Solved – Difference between neural network architectures

conv-neural-networkdeep learningneural networksrecurrent neural networkrestricted-boltzmann-machine

Can someone explain to me the differences between the following neural network network architectures? How are they different in their prediction settings? Which networks are still used today, and why?

  • Multi-layered perceptron
  • Feedforward neural network
  • Recurrent neural network
  • Hopfield network
  • Restricted Boltzmann machine
  • Recursive neural network
  • Convolutional neural network

Best Answer

To fully answer this question, it would require a lot of pages here. Don't forget, stackexchange is not a textbook from which people read for you.

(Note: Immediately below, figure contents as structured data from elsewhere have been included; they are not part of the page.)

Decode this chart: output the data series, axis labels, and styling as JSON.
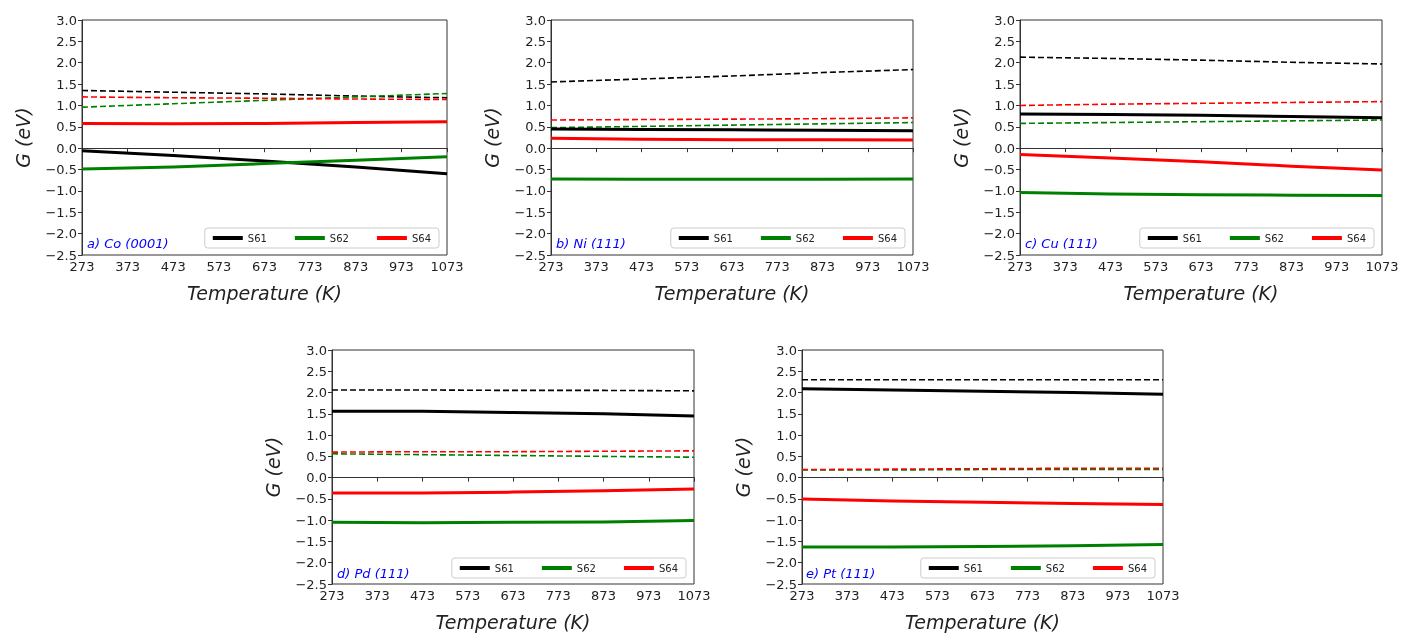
{
  "chart_data": [
    {
      "type": "line",
      "xlabel": "Temperature (K)",
      "ylabel": "G (eV)",
      "annotations": [
        "a) Co (0001)"
      ],
      "legend": "bottom right",
      "marker": "none",
      "x": [
        273,
        473,
        673,
        873,
        1073
      ],
      "xlim": [
        273,
        1073
      ],
      "xticks": [
        273,
        373,
        473,
        573,
        673,
        773,
        873,
        973,
        1073
      ],
      "ylim": [
        -2.5,
        3.0
      ],
      "yticks": [
        {
          "value": -2.5,
          "label": "−2.5"
        },
        {
          "value": -2.0,
          "label": "−2.0"
        },
        {
          "value": -1.5,
          "label": "−1.5"
        },
        {
          "value": -1.0,
          "label": "−1.0"
        },
        {
          "value": -0.5,
          "label": "−0.5"
        },
        {
          "value": 0,
          "label": "0.0"
        },
        0.5,
        {
          "value": 1,
          "label": "1.0"
        },
        1.5,
        {
          "value": 2,
          "label": "2.0"
        },
        2.5,
        {
          "value": 3,
          "label": "3.0"
        }
      ],
      "series": [
        {
          "name": "S61",
          "color": "#000000",
          "line_style": "solid",
          "values": [
            -0.06,
            -0.17,
            -0.3,
            -0.44,
            -0.6
          ]
        },
        {
          "name": "S62",
          "color": "#008000",
          "line_style": "solid",
          "values": [
            -0.49,
            -0.44,
            -0.36,
            -0.28,
            -0.2
          ]
        },
        {
          "name": "S64",
          "color": "#ff0000",
          "line_style": "solid",
          "values": [
            0.58,
            0.57,
            0.58,
            0.6,
            0.62
          ]
        },
        {
          "color": "#000000",
          "line_style": "dashed",
          "values": [
            1.35,
            1.31,
            1.27,
            1.22,
            1.18
          ]
        },
        {
          "color": "#008000",
          "line_style": "dashed",
          "values": [
            0.96,
            1.04,
            1.12,
            1.2,
            1.28
          ]
        },
        {
          "color": "#ff0000",
          "line_style": "dashed",
          "values": [
            1.2,
            1.18,
            1.17,
            1.15,
            1.14
          ]
        }
      ]
    },
    {
      "type": "line",
      "xlabel": "Temperature (K)",
      "ylabel": "G (eV)",
      "annotations": [
        "b) Ni (111)"
      ],
      "legend": "bottom right",
      "marker": "none",
      "x": [
        273,
        473,
        673,
        873,
        1073
      ],
      "xlim": [
        273,
        1073
      ],
      "xticks": [
        273,
        373,
        473,
        573,
        673,
        773,
        873,
        973,
        1073
      ],
      "ylim": [
        -2.5,
        3.0
      ],
      "yticks": [
        {
          "value": -2.5,
          "label": "−2.5"
        },
        {
          "value": -2.0,
          "label": "−2.0"
        },
        {
          "value": -1.5,
          "label": "−1.5"
        },
        {
          "value": -1.0,
          "label": "−1.0"
        },
        {
          "value": -0.5,
          "label": "−0.5"
        },
        {
          "value": 0,
          "label": "0.0"
        },
        0.5,
        {
          "value": 1,
          "label": "1.0"
        },
        1.5,
        {
          "value": 2,
          "label": "2.0"
        },
        2.5,
        {
          "value": 3,
          "label": "3.0"
        }
      ],
      "series": [
        {
          "name": "S61",
          "color": "#000000",
          "line_style": "solid",
          "values": [
            0.45,
            0.44,
            0.43,
            0.42,
            0.41
          ]
        },
        {
          "name": "S62",
          "color": "#008000",
          "line_style": "solid",
          "values": [
            -0.72,
            -0.73,
            -0.73,
            -0.73,
            -0.72
          ]
        },
        {
          "name": "S64",
          "color": "#ff0000",
          "line_style": "solid",
          "values": [
            0.23,
            0.21,
            0.2,
            0.2,
            0.19
          ]
        },
        {
          "color": "#000000",
          "line_style": "dashed",
          "values": [
            1.55,
            1.62,
            1.69,
            1.77,
            1.84
          ]
        },
        {
          "color": "#008000",
          "line_style": "dashed",
          "values": [
            0.48,
            0.51,
            0.54,
            0.57,
            0.6
          ]
        },
        {
          "color": "#ff0000",
          "line_style": "dashed",
          "values": [
            0.66,
            0.67,
            0.68,
            0.69,
            0.71
          ]
        }
      ]
    },
    {
      "type": "line",
      "xlabel": "Temperature (K)",
      "ylabel": "G (eV)",
      "annotations": [
        "c) Cu (111)"
      ],
      "legend": "bottom right",
      "marker": "none",
      "x": [
        273,
        473,
        673,
        873,
        1073
      ],
      "xlim": [
        273,
        1073
      ],
      "xticks": [
        273,
        373,
        473,
        573,
        673,
        773,
        873,
        973,
        1073
      ],
      "ylim": [
        -2.5,
        3.0
      ],
      "yticks": [
        {
          "value": -2.5,
          "label": "−2.5"
        },
        {
          "value": -2.0,
          "label": "−2.0"
        },
        {
          "value": -1.5,
          "label": "−1.5"
        },
        {
          "value": -1.0,
          "label": "−1.0"
        },
        {
          "value": -0.5,
          "label": "−0.5"
        },
        {
          "value": 0,
          "label": "0.0"
        },
        0.5,
        {
          "value": 1,
          "label": "1.0"
        },
        1.5,
        {
          "value": 2,
          "label": "2.0"
        },
        2.5,
        {
          "value": 3,
          "label": "3.0"
        }
      ],
      "series": [
        {
          "name": "S61",
          "color": "#000000",
          "line_style": "solid",
          "values": [
            0.8,
            0.79,
            0.77,
            0.74,
            0.71
          ]
        },
        {
          "name": "S62",
          "color": "#008000",
          "line_style": "solid",
          "values": [
            -1.04,
            -1.07,
            -1.09,
            -1.1,
            -1.11
          ]
        },
        {
          "name": "S64",
          "color": "#ff0000",
          "line_style": "solid",
          "values": [
            -0.15,
            -0.23,
            -0.32,
            -0.42,
            -0.51
          ]
        },
        {
          "color": "#000000",
          "line_style": "dashed",
          "values": [
            2.13,
            2.1,
            2.06,
            2.01,
            1.97
          ]
        },
        {
          "color": "#008000",
          "line_style": "dashed",
          "values": [
            0.58,
            0.6,
            0.62,
            0.64,
            0.66
          ]
        },
        {
          "color": "#ff0000",
          "line_style": "dashed",
          "values": [
            1.0,
            1.03,
            1.05,
            1.07,
            1.09
          ]
        }
      ]
    },
    {
      "type": "line",
      "xlabel": "Temperature (K)",
      "ylabel": "G (eV)",
      "annotations": [
        "d) Pd (111)"
      ],
      "legend": "bottom right",
      "marker": "none",
      "x": [
        273,
        473,
        673,
        873,
        1073
      ],
      "xlim": [
        273,
        1073
      ],
      "xticks": [
        273,
        373,
        473,
        573,
        673,
        773,
        873,
        973,
        1073
      ],
      "ylim": [
        -2.5,
        3.0
      ],
      "yticks": [
        {
          "value": -2.5,
          "label": "−2.5"
        },
        {
          "value": -2.0,
          "label": "−2.0"
        },
        {
          "value": -1.5,
          "label": "−1.5"
        },
        {
          "value": -1.0,
          "label": "−1.0"
        },
        {
          "value": -0.5,
          "label": "−0.5"
        },
        {
          "value": 0,
          "label": "0.0"
        },
        0.5,
        {
          "value": 1,
          "label": "1.0"
        },
        1.5,
        {
          "value": 2,
          "label": "2.0"
        },
        2.5,
        {
          "value": 3,
          "label": "3.0"
        }
      ],
      "series": [
        {
          "name": "S61",
          "color": "#000000",
          "line_style": "solid",
          "values": [
            1.56,
            1.56,
            1.53,
            1.5,
            1.45
          ]
        },
        {
          "name": "S62",
          "color": "#008000",
          "line_style": "solid",
          "values": [
            -1.05,
            -1.06,
            -1.05,
            -1.04,
            -1.01
          ]
        },
        {
          "name": "S64",
          "color": "#ff0000",
          "line_style": "solid",
          "values": [
            -0.36,
            -0.36,
            -0.34,
            -0.31,
            -0.27
          ]
        },
        {
          "color": "#000000",
          "line_style": "dashed",
          "values": [
            2.06,
            2.06,
            2.05,
            2.05,
            2.04
          ]
        },
        {
          "color": "#008000",
          "line_style": "dashed",
          "values": [
            0.56,
            0.54,
            0.52,
            0.5,
            0.48
          ]
        },
        {
          "color": "#ff0000",
          "line_style": "dashed",
          "values": [
            0.6,
            0.61,
            0.61,
            0.62,
            0.63
          ]
        }
      ]
    },
    {
      "type": "line",
      "xlabel": "Temperature (K)",
      "ylabel": "G (eV)",
      "annotations": [
        "e) Pt (111)"
      ],
      "legend": "bottom right",
      "marker": "none",
      "x": [
        273,
        473,
        673,
        873,
        1073
      ],
      "xlim": [
        273,
        1073
      ],
      "xticks": [
        273,
        373,
        473,
        573,
        673,
        773,
        873,
        973,
        1073
      ],
      "ylim": [
        -2.5,
        3.0
      ],
      "yticks": [
        {
          "value": -2.5,
          "label": "−2.5"
        },
        {
          "value": -2.0,
          "label": "−2.0"
        },
        {
          "value": -1.5,
          "label": "−1.5"
        },
        {
          "value": -1.0,
          "label": "−1.0"
        },
        {
          "value": -0.5,
          "label": "−0.5"
        },
        {
          "value": 0,
          "label": "0.0"
        },
        0.5,
        {
          "value": 1,
          "label": "1.0"
        },
        1.5,
        {
          "value": 2,
          "label": "2.0"
        },
        2.5,
        {
          "value": 3,
          "label": "3.0"
        }
      ],
      "series": [
        {
          "name": "S61",
          "color": "#000000",
          "line_style": "solid",
          "values": [
            2.09,
            2.06,
            2.03,
            2.0,
            1.96
          ]
        },
        {
          "name": "S62",
          "color": "#008000",
          "line_style": "solid",
          "values": [
            -1.63,
            -1.63,
            -1.62,
            -1.6,
            -1.57
          ]
        },
        {
          "name": "S64",
          "color": "#ff0000",
          "line_style": "solid",
          "values": [
            -0.5,
            -0.55,
            -0.58,
            -0.61,
            -0.63
          ]
        },
        {
          "color": "#000000",
          "line_style": "dashed",
          "values": [
            2.3,
            2.3,
            2.3,
            2.3,
            2.3
          ]
        },
        {
          "color": "#008000",
          "line_style": "dashed",
          "values": [
            0.18,
            0.18,
            0.19,
            0.19,
            0.19
          ]
        },
        {
          "color": "#ff0000",
          "line_style": "dashed",
          "values": [
            0.19,
            0.2,
            0.21,
            0.22,
            0.22
          ]
        }
      ]
    }
  ]
}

  • Multi-layered perceptron (MLP): are the neural networks that (probably) started everything. They are strictly feed-forward (one directional), i.e. a node from one layer can only have connections to a node of the next layer (no crazy stuff here). All layers are fully connected. This is the equivalent to a feed-forward neural network. Both are directed graphs. Backprop is usually used to train these networks. They neurons/nodes in this network perform a dot-product of a weight-vector belonging to this neuron with the input. The output is passed through a sigmoidal function, which later makes it easy to compute gradients and form the backprop algorithms.
  • Recurrent neural networks (RNNs) are networks which form an undirected cycle, essentially per layer. Meaning that this kind of network has a (fixed) storage capacity of information. It is/was often used on problems that require these specific "memory buffers", e.g. handwriting recognition. Training is usually performed by gradient descent (the principle behind backprop).
  • Hopfield network: can be seen as an (somewhat unofficial) form of a RNN. It only has one layer, which then (already) provides outputs.. The nodes, however, are interconnected in a special way -- Feedback-Nets (google it). One important point to make is that the neurons/nodes are of binary nature, e.g. they only take 1 or 0 as an input. Training is usually performed by Hebbian learning.
  • Restricted Boltzman Machines (RBMs) also usually only take binary input. It can be described as a two-layer "network" (better: 'graph'). The first layer are visible units, i.e. we observe them. The second layer are hidden (latent) units, i.e. we have to infer them. These nets are trained using contrastive divergence (a mix of gradient descent and Gibbs Sampling). Note that the training procedure does not optimize the exact energy function (I won't explain that here) but rather a different yet related type. In practice this works well. The power of these models lies in the fact that they can be stacked, i.e. one RBM after another. Training is performed separately. Research on RBMs and their development into stacked models was mainly executed by Geoffrey Hinton and his team. It can be categorized as a form of deep learning.
  • Recursive neural network: I actually never worked with them, so I probably can't say much about them. I think the main idea is that a neuron can point at itself and therefore enables temporal modeling. These networks can be unrolled and then trained in a regular fashion.
  • Convolutional neural network: Are usually a special kind of networks in deep learning. Let's first discuss them. 'Deep' here essentially means to have more and more layers in your model. Why didn't we do this before with MLPs? Well, backprob pushes the error the network has produced back to the inputs, i.e. in reverse using the derivatives w.r.t. all parameters. We said before a non-linear transfer function is used in the neurons -- a sigmoidal function. The problem here is, that with many layers, this function causes the gradient to vanish. This is obvious, you put your signal through mutliple sigmoidal functions, which are capped at [0,1] or [-1,1]. They were essentially replaced with rectified linear units (ReLu). These are essentially zero from $-\infty$ to zero and grow linearly from zero to $+\infty$. That solved the issue of the vanishing gradients. Another problem was that it took quite a long time to train such networks on the computers back then. This was resolved by porting the problem to modern GPUs, which can train the most sophisticated nets these days in roughly a week and the more easier ones in less than a day.
  • CNN: So what is a convolutional neural network? In its simplest form it is a shallow MLP and the input is, e.g. and most often, an image. Convolutional filters are computed over the image and give input to the next (second) layer. Note: The weights of the convolutional filters are learned as well in the process. These days they are almost always used in deep architectures in combination with pooling layers and other tricks of the trade.

Material for you:

These explanations are by far not complete but hopefully correct. If you want to understand this field, you have to read a lot more than this.